Arestor
The father of Argus Panoptes, the guardian of Io, who is therefore called Arestorides. (Apollodorus II; Argonautica by Apollonius Rhodius) According to Pausanias (ii. 16. § 3), Arestor was the husband of Mycene, the daughter of Inachus, from whom the town of Mycenae derived its name.
From Smith's Dictionary of Greek and Roman Biography and MythologyFrom The Argonautica by Apollonius Rhodius
(ll. 105-114) Tiphys, son of Hagnias, left the Siphaean people of the Thespians, well skilled to foretell the rising wave on the broad sea, and well skilled to infer from sun and star the stormy winds and the time for sailing. Tritonian Athena herself urged him to join the band of chiefs, and he came among them a welcome comrade. She herself too fashioned the swift ship; and with her Argus, son of Arestor, wrought it by her counsels.
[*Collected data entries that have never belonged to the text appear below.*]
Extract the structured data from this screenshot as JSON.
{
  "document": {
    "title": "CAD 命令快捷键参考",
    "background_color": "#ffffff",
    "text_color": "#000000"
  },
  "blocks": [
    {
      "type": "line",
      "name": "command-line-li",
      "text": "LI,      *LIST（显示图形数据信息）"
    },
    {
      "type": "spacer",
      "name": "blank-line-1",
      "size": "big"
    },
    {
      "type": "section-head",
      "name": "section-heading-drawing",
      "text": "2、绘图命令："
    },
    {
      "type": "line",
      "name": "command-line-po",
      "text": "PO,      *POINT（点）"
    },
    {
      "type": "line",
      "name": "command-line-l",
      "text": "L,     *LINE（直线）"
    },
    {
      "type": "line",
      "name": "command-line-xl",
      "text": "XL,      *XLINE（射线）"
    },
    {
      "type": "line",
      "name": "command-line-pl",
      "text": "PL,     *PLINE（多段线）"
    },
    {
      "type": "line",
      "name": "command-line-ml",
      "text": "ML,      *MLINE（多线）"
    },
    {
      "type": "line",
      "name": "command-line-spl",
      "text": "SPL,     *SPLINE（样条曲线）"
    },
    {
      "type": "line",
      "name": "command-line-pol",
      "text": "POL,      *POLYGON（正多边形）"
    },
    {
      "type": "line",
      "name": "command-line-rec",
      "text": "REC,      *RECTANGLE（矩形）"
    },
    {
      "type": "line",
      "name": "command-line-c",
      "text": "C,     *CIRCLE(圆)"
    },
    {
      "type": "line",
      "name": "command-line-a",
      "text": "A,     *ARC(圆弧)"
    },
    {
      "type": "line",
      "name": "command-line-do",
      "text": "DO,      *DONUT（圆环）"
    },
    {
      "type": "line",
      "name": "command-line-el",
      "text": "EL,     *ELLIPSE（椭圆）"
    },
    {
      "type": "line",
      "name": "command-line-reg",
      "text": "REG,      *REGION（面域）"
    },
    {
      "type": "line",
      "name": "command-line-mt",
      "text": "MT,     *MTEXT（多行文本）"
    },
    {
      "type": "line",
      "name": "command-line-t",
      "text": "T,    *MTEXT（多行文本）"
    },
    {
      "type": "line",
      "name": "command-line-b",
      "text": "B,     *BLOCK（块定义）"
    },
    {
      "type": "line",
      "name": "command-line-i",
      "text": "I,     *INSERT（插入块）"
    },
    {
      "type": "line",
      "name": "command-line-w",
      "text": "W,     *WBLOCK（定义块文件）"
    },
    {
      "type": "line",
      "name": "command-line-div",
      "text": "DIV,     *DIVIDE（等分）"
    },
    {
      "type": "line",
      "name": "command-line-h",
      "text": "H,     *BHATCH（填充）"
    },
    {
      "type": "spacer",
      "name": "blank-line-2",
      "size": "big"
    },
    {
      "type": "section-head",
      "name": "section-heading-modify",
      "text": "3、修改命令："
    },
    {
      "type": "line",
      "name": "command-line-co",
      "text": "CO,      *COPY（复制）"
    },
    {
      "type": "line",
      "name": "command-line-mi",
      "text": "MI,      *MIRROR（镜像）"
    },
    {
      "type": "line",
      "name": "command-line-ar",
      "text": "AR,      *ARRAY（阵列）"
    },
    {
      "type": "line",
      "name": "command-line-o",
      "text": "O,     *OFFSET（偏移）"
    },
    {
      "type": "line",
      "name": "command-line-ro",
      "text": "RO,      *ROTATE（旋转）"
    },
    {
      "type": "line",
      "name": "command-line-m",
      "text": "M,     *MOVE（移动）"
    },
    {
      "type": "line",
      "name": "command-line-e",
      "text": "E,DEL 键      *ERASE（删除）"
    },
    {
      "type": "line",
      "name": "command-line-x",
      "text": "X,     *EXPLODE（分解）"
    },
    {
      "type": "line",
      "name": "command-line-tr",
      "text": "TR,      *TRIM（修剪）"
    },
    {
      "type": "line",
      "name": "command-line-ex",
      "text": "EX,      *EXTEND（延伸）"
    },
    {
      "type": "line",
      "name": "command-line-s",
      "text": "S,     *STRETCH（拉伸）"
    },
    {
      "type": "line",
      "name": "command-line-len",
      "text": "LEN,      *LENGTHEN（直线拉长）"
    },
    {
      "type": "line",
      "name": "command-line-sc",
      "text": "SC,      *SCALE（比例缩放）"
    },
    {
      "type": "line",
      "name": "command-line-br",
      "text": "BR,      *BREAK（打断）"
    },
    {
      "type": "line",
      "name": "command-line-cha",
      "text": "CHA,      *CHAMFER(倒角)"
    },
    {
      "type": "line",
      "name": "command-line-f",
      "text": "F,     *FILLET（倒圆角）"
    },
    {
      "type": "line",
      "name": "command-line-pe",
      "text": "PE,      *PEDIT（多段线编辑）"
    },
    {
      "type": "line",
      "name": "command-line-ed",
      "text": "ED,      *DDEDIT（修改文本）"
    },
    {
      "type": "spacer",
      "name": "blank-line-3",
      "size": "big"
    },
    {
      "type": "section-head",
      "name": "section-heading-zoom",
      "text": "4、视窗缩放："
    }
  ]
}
Wherefore it proved the most excellent of all ships that have made trial of the sea with oars.
From Apollodorus II
Zeus seduced her while she held the priesthood of Hera, but being detected by Hera he by a touch turned lo into a white cow and swore that he had not known her; wherefore Hesiod remarks that lover's oaths do not draw down the anger of the gods. But Hera requested the cow from Zeus for herself and set Argus the All-seeing to guard it. Pherecydes says that this Argus was a son of Arestor but Asclepiades says that he was a son of Inachus, and Cercops says that he was a son of Argus and Ismene, daughter of Asopus but Acusilaus says that he was earth-born. He tethered her to the olive tree which was in the grove of the Mycenaeans. But Zeus ordered Hermes to steal the cow, and as Hermes could not do it secretly because Hierax had talked, he killed Argus by the cast of a stone whence he was called Argiphontes.
From Description of Greece by Pausanias Book 2
She is said to have been the daughter of Inachus and the wife of Arestor in the poem which the Greeks call the Great Eoeae. So they say that this lady has given her name to the city. But the account which is attributed to Acusilaus, that Myceneus was the son of Sparton, and Sparton of Phoroneus, I cannot accept, because the Lacedaemonians themselves do not accept it either. For the Lacedaemonians have at Amyclae a portrait statue of a woman named Sparte, but they would be amazed at the mere mention of a Sparton, son of Phoroneus.